Gaspar se dio la vuelta y fue por el botiquín.
Micaela, con una servilleta en la mano, intentaba detener el sangrado. Gaspar se acercó con el botiquín, se agachó frente a ella y tomó una gasa para ayudarla.
Cuando la mano grande de Gaspar fue a sujetarle la muñeca, Micaela se hizo a un lado por instinto.
—Yo puedo sola —le dijo, sin mirarlo.
—Deja que Gaspar te ayude —intervino la abuelita con tono firme.
Micaela se puso de pie.
—Abuelita, solo voy a lavarme la herida.
—Que Gaspar te acompañe —soltó Florencia, preocupada.
—No es una niña —reviró Gaspar con un tono seco, y se fue de ahí sin más.
Florencia, al borde de explotar, casi agarró el ramo de flores de al lado para lanzárselo.
—¿Que no es una niña? ¡Es tu esposa, caray! ¿Tan difícil es que la cuides un poco, mocoso ingrato?
Gaspar, con una mano en el bolsillo, murmuró desde la puerta:
—Se lo buscó sola.
La abuelita, que ya no escuchaba bien, preguntó:
—¿Qué dijiste, Gaspar?
—Nada, abuelita, solo es un rasguño —dijo Micaela con una sonrisa, restándole importancia.

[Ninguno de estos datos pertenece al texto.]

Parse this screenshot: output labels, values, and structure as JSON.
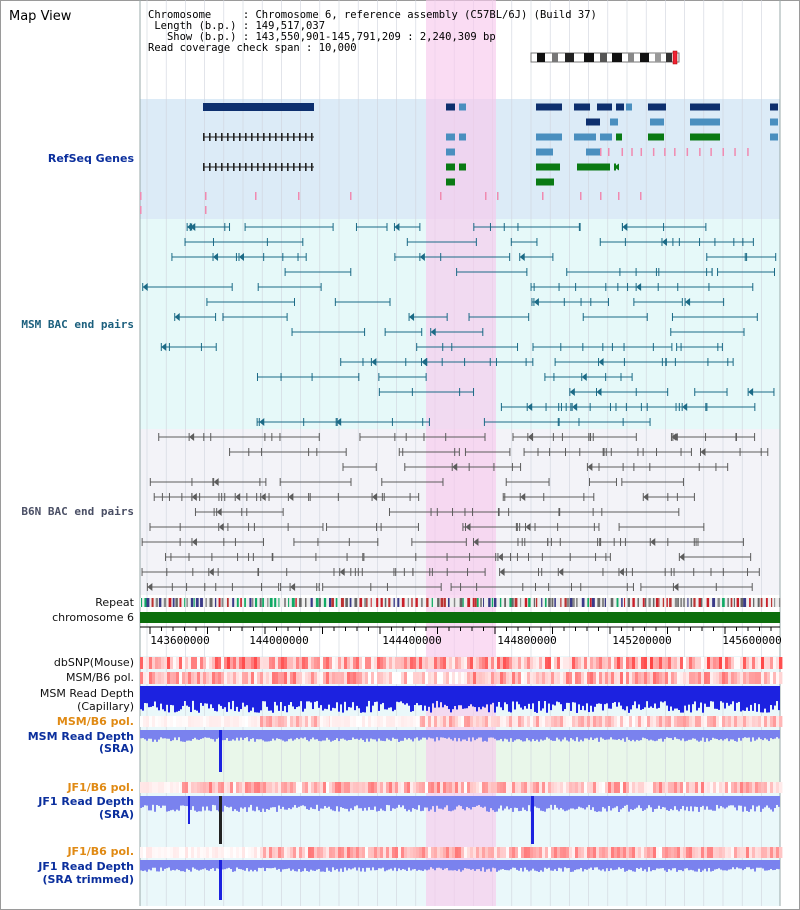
{
  "title": "Map View",
  "header": {
    "line1_label": "Chromosome",
    "line1_value": "Chromosome 6, reference assembly (C57BL/6J) (Build 37)",
    "line2_label": "Length (b.p.)",
    "line2_value": "149,517,037",
    "line3_label": "Show (b.p.)",
    "line3_value": "143,550,901-145,791,209 : 2,240,309 bp",
    "line4_label": "Read coverage check span",
    "line4_value": "10,000"
  },
  "tracks": {
    "refseq": "RefSeq Genes",
    "msm_bac": "MSM BAC end pairs",
    "b6n_bac": "B6N BAC end pairs",
    "repeat": "Repeat",
    "chromosome": "chromosome 6",
    "dbsnp": "dbSNP(Mouse)",
    "msm_b6_pol_1": "MSM/B6 pol.",
    "msm_read_depth_cap_1": "MSM Read Depth",
    "msm_read_depth_cap_2": "(Capillary)",
    "msm_b6_pol_2": "MSM/B6 pol.",
    "msm_read_depth_sra_1": "MSM Read Depth",
    "msm_read_depth_sra_2": "(SRA)",
    "jf1_b6_pol_1": "JF1/B6 pol.",
    "jf1_read_depth_sra_1": "JF1 Read Depth",
    "jf1_read_depth_sra_2": "(SRA)",
    "jf1_b6_pol_2": "JF1/B6 pol.",
    "jf1_read_depth_trim_1": "JF1 Read Depth",
    "jf1_read_depth_trim_2": "(SRA trimmed)"
  },
  "axis": {
    "ticks": [
      "143600000",
      "144000000",
      "144400000",
      "144800000",
      "145200000",
      "145600000"
    ]
  },
  "colors": {
    "refseq_bg": "#dcebf7",
    "msm_bg": "#e6f9f9",
    "b6n_bg": "#f3f3f8",
    "highlight": "#f7d2ee",
    "gene_dark": "#0d2f6e",
    "gene_mid": "#4a8fbf",
    "gene_green": "#0a7a14",
    "msm_line": "#1b6a86",
    "b6n_line": "#5c5c5c",
    "chrom_green": "#0c6e0c",
    "depth_blue": "#1c22e0",
    "depth_light": "#7a82ee"
  }
}
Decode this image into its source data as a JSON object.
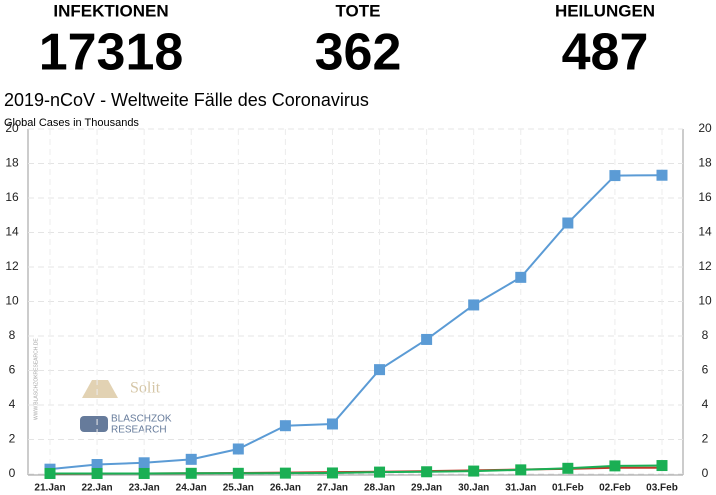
{
  "header": {
    "stats": [
      {
        "label": "INFEKTIONEN",
        "value": 17318
      },
      {
        "label": "TOTE",
        "value": 362
      },
      {
        "label": "HEILUNGEN",
        "value": 487
      }
    ]
  },
  "watermark": {
    "brand": "Solit",
    "logo_line1": "BLASCHZOK",
    "logo_line2": "RESEARCH",
    "url": "WWW.BLASCHZOKRESEARCH.DE"
  },
  "chart_data": {
    "type": "line",
    "title": "2019-nCoV - Weltweite Fälle des Coronavirus",
    "subtitle": "Global Cases in Thousands",
    "categories": [
      "21.Jan",
      "22.Jan",
      "23.Jan",
      "24.Jan",
      "25.Jan",
      "26.Jan",
      "27.Jan",
      "28.Jan",
      "29.Jan",
      "30.Jan",
      "31.Jan",
      "01.Feb",
      "02.Feb",
      "03.Feb"
    ],
    "series": [
      {
        "color": "#5b9bd5",
        "marker": "square",
        "values": [
          0.28,
          0.55,
          0.65,
          0.85,
          1.45,
          2.8,
          2.9,
          6.05,
          7.8,
          9.8,
          11.4,
          14.55,
          17.3,
          17.32
        ]
      },
      {
        "color": "#c0392b",
        "marker": "none",
        "values": [
          0.01,
          0.02,
          0.03,
          0.04,
          0.06,
          0.08,
          0.11,
          0.13,
          0.17,
          0.21,
          0.26,
          0.3,
          0.36,
          0.36
        ]
      },
      {
        "color": "#1aaf54",
        "marker": "square",
        "values": [
          0.03,
          0.03,
          0.03,
          0.04,
          0.04,
          0.05,
          0.06,
          0.11,
          0.13,
          0.17,
          0.24,
          0.33,
          0.47,
          0.49
        ]
      }
    ],
    "ylim": [
      0,
      20
    ],
    "yticks": [
      0,
      2,
      4,
      6,
      8,
      10,
      12,
      14,
      16,
      18,
      20
    ],
    "grid": true
  }
}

Se fue al lavabo, limpió la herida bajo el agua, se desinfectó y se puso un poco de algodón para detener el sangrado.
Después, Micaela le entregó el botiquín a una de las empleadas. Al volver a la sala, notó que Gaspar ya no estaba, así que pudo sentarse a gusto. Revisó su celular y vio una llamada perdida de un número desconocido, pero no le prestó atención.
En ese momento, se oyó el ruido de un carro afuera. Micaela miró por la ventana y vio a Adriana entrando, cargando varias bolsas de compras y con cara de buen humor.
Adriana echó un vistazo rápido hacia Micaela, que la saludó:
—Hola, Adriana.
Adriana, como si no hubiera escuchado, subió directo a su cuarto sin decir nada.